Prometheus, Grafana, Loki, OpenTelemetry – these are powerful building blocks. But without a data model (labels, taxonomy), ownership, and retention concept, proprietary dependencies or uncontrolled growth will arise, which will be difficult to standardize later on. Precisely because ecosystems move quickly (collectors, agents, exporters, cloud integrations), it is worth focusing on the target architecture first – then the toolset.
Initial consultation / project initiation
If you want to set up or consolidate a new monitoring/logging setup, it is worth having a structured initial consultation: current pain points, target vision, constraints (on-premises/cloud/hybrid), security and retention requirements, and the question of how telemetry will be integrated into operations and delivery processes.
Frequently asked questions about monitoring & logging
In this FAQ, you will find the topics that come up most frequently in consulting and training sessions. Each answer is kept short and refers to further content if necessary. Can’t find your question? We are happy to help you personally.

Prometheus vs. OpenTelemetry – which one should you use for what?
Prometheus is strong for metrics, alerting, and proven operational processes around pull models and rules. OpenTelemetry is a collection and forwarding standard for metrics, logs, and traces, often useful as “glue” across heterogeneous environments. In practice, the combination is common: Prometheus for metrics/alerting, OTel Collector as an integration layer where different sources need to be merged.
How do I avoid alarm flooding and “blind” dashboards?
Start with a few service-oriented signals and design escalation based on impact: paging only for user impact, details more ticket- or report-based. This includes inhibition/silences, clear runbooks, and regular rule reviews. It is crucial that alerting becomes part of the operating model – not just “a few rules.”
What makes monitoring audit- and revision-compliant?

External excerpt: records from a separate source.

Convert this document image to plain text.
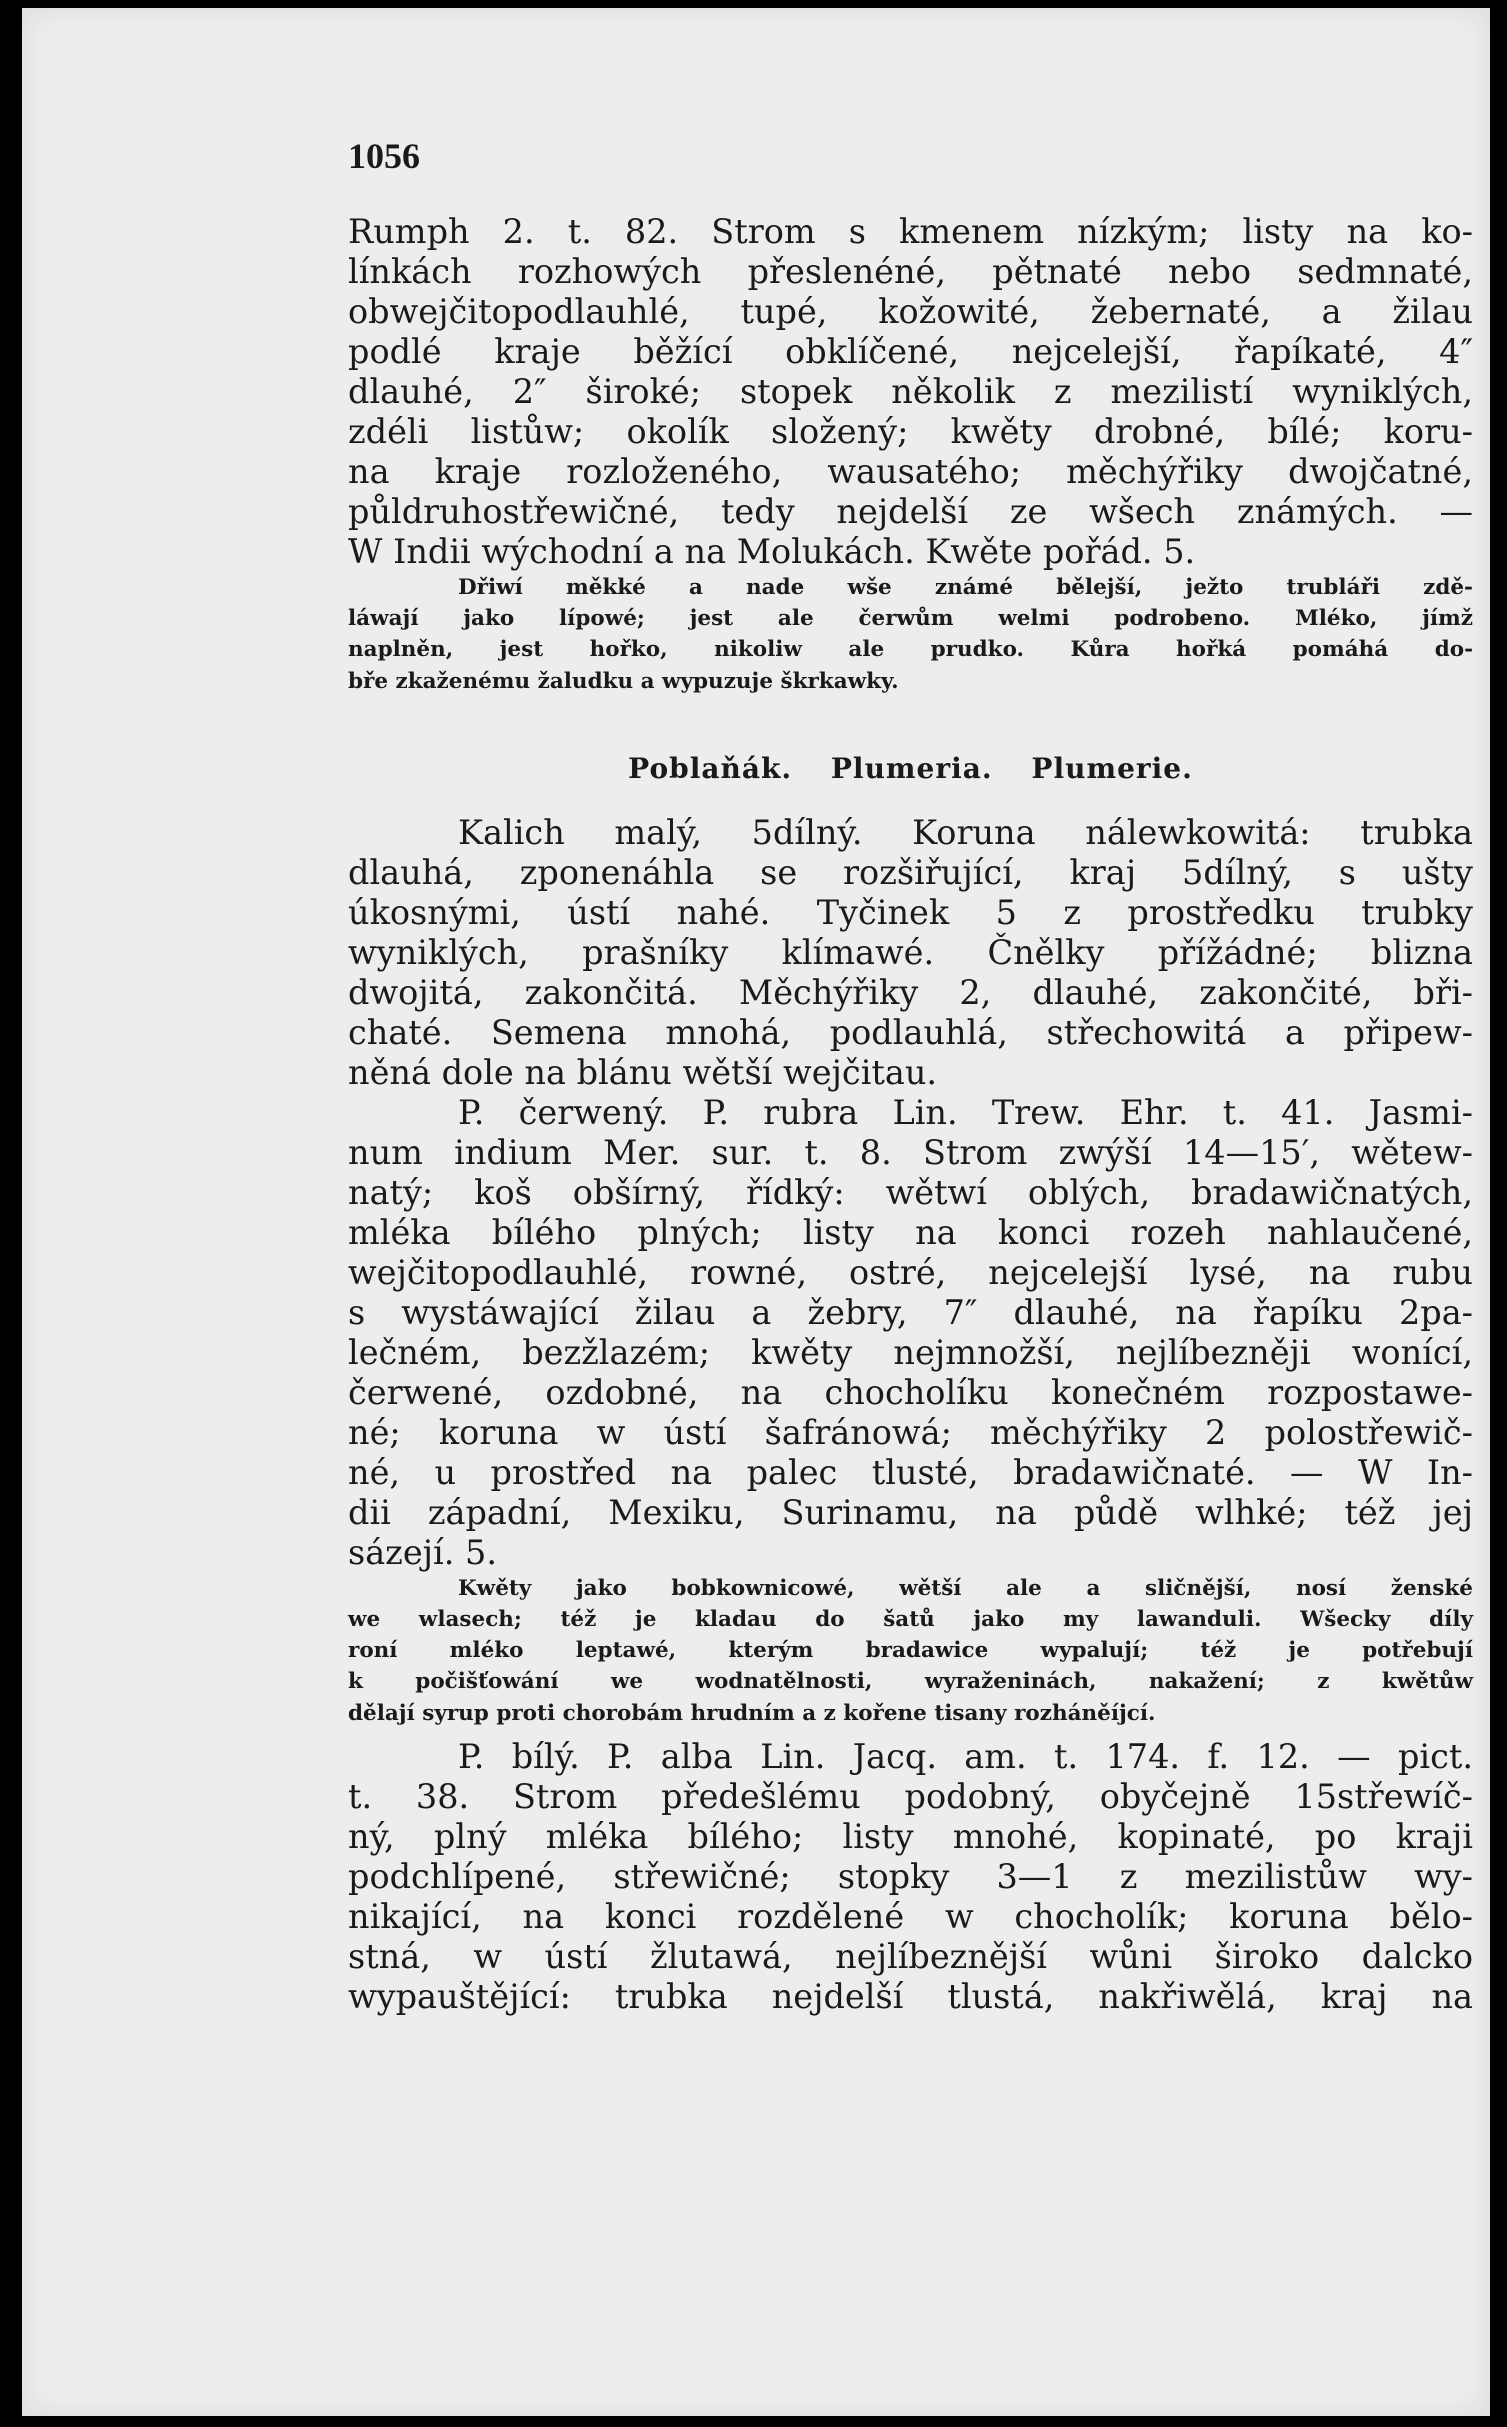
1056
Rumph 2. t. 82. Strom s kmenem nízkým; listy na ko-
línkách rozhowých přeslenéné, pětnaté nebo sedmnaté,
obwejčitopodlauhlé, tupé, kožowité, žebernaté, a žilau
podlé kraje běžící obklíčené, nejcelejší, řapíkaté, 4″
dlauhé, 2″ široké; stopek několik z mezilistí wyniklých,
zdéli listůw; okolík složený; kwěty drobné, bílé; koru-
na kraje rozloženého, wausatého; měchýřiky dwojčatné,
půldruhostřewičné, tedy nejdelší ze wšech známých. —
W Indii wýchodní a na Molukách. Kwěte pořád. 5.
Dřiwí měkké a nade wše známé bělejší, ježto trubláři zdě-
láwají jako lípowé; jest ale čerwům welmi podrobeno. Mléko, jímž
naplněn, jest hořko, nikoliw ale prudko. Kůra hořká pomáhá do-
bře zkaženému žaludku a wypuzuje škrkawky.
Poblaňák. Plumeria. Plumerie.
Kalich malý, 5dílný. Koruna nálewkowitá: trubka
dlauhá, zponenáhla se rozšiřující, kraj 5dílný, s ušty
úkosnými, ústí nahé. Tyčinek 5 z prostředku trubky
wyniklých, prašníky klímawé. Čnělky přížádné; blizna
dwojitá, zakončitá. Měchýřiky 2, dlauhé, zakončité, bři-
chaté. Semena mnohá, podlauhlá, střechowitá a připew-
něná dole na blánu wětší wejčitau.
P. čerwený. P. rubra Lin. Trew. Ehr. t. 41. Jasmi-
num indium Mer. sur. t. 8. Strom zwýší 14—15′, wětew-
natý; koš obšírný, řídký: wětwí oblých, bradawičnatých,
mléka bílého plných; listy na konci rozeh nahlaučené,
wejčitopodlauhlé, rowné, ostré, nejcelejší lysé, na rubu
s wystáwající žilau a žebry, 7″ dlauhé, na řapíku 2pa-
lečném, bezžlazém; kwěty nejmnožší, nejlíbezněji wonící,
čerwené, ozdobné, na chocholíku konečném rozpostawe-
né; koruna w ústí šafránowá; měchýřiky 2 polostřewič-
né, u prostřed na palec tlusté, bradawičnaté. — W In-
dii západní, Mexiku, Surinamu, na půdě wlhké; též jej
sázejí. 5.
Kwěty jako bobkownicowé, wětší ale a sličnější, nosí ženské
we wlasech; též je kladau do šatů jako my lawanduli. Wšecky díly
roní mléko leptawé, kterým bradawice wypalují; též je potřebují
k počišťowání we wodnatělnosti, wyraženinách, nakažení; z kwětůw
dělají syrup proti chorobám hrudním a z kořene tisany rozháněíjcí.
P. bílý. P. alba Lin. Jacq. am. t. 174. f. 12. — pict.
t. 38. Strom předešlému podobný, obyčejně 15střewíč-
ný, plný mléka bílého; listy mnohé, kopinaté, po kraji
podchlípené, střewičné; stopky 3—1 z mezilistůw wy-
nikající, na konci rozdělené w chocholík; koruna bělo-
stná, w ústí žlutawá, nejlíbeznější wůni široko dalcko
wypauštějící: trubka nejdelší tlustá, nakřiwělá, kraj na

Above all, traceability in the data chain: stable identities, clean time base, defined retention, and documented policies. In addition, there are tamper-resistant storage options when requirements suggest this, as well as regular self-checks/reports. It is also important that changes to rules and dashboards are versioned and reviewable.
Do I also need monitoring in small environments?
Yes—especially there, failures often have an immediate impact on users and operations. The scope does not have to be large: a few core metrics, a clear log pipeline, and manageable alerts are often enough to get started. Growth then means expanding standards, not “starting from scratch.”